A mielofibrose primária (MFP) é uma neoplasia mieloproliferativa incomum que geralmente se apresenta em adultos de meia-idade e idosos. 

A MFP é uma doença clonal caracterizada por mieloproliferação na medula óssea, hiperplasia megacariocitária atípica e fibrose da medula óssea, resultando em hematopoiese medular prejudicada e hematopoiese extramedular aumentada com esplenomegalia acentuada e sangue periférico leucoeritroblástico. 

Deve-se suspeitar de PMF em um paciente que apresente esplenomegalia juntamente com precursores de granulócitos (mielocitos, metamielocitos e blastos), hemácias nucleadas e hemácias em forma de lágrima no sangue periférico. 

A avaliação de um paciente com suspeita de MFP inclui revisão do sangue periférico e aspirado e biópsia da medula óssea com teste molecular para confirmar uma doença clonal e descartar leucemia mieloide crônica (LMC) e outras neoplasias mieloproliferativas . 

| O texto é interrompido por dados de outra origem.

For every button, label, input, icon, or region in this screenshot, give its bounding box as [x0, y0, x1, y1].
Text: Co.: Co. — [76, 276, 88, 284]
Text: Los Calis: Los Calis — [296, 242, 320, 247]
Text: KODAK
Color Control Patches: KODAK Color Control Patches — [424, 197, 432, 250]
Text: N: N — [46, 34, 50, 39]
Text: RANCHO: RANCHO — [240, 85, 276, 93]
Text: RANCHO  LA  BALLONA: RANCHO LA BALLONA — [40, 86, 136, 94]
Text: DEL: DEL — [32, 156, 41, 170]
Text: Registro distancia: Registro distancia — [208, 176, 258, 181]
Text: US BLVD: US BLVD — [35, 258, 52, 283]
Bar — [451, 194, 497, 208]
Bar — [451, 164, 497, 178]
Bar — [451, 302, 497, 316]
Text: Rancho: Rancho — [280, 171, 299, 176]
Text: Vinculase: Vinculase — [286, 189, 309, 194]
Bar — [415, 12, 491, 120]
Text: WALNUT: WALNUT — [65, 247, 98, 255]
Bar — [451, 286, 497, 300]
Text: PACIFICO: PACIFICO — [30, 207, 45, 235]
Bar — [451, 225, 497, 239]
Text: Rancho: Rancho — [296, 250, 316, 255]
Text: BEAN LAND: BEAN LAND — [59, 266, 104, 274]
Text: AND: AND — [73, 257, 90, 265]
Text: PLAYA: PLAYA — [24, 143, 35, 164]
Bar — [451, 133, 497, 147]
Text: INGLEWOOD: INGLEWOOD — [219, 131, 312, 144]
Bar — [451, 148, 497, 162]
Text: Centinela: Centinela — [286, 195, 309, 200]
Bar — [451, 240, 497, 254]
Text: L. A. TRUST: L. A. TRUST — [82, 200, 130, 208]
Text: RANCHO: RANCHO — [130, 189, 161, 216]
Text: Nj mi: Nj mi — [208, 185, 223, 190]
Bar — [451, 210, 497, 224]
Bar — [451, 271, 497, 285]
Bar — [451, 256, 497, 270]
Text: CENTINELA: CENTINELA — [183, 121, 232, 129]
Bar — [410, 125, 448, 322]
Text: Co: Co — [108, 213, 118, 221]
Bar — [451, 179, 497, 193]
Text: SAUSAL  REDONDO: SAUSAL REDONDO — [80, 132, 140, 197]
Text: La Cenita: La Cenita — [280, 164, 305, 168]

O diagnóstico de PMF é feito em pacientes que atendem a todos os quatro critérios a seguir: presença de proliferação de megacariócitos e atipia no exame da medula óssea, geralmente acompanhada de reticulina e/ou fibrose de colágeno, critérios para policitemia vera (PV), LMC, síndrome mielodisplásica (SMD) ou outra neoplasia mieloide não atendidas, demonstração de um marcador clonal (por exemplo, mutação JAK2, CALR ou MPL), e pelo menos um dos seguintes critérios menores como leucocitose ≥11.000/mm3, esplenomegalia palpável, anemia não atribuível a outra condição, aumento do nível sérico de lactato desidrogenase e leucoeritroblastose.

A OMS subclassifica os pacientes com MFP em aqueles com MFP evidente e aqueles com MFP pré-fibróticos com base no grau de fibrose. A MFP deve ser diferenciada de casos raros de mielofibrose aguda e de outras causas de mielofibrose crônica.

A escolha do tratamento para o alívio dos sintomas é influenciada pela gravidade dos sintomas, comorbidades, outros medicamentos e a contagem de plaquetas. Os inibidores de quinase como ruxolitinibe, fedratinibe e pacritinibe devem ser usados com cautela em pacientes com disfunção hepática ou renal.  A hidroxiureia, esplenectomia ou irradiação esplênica são outras opções.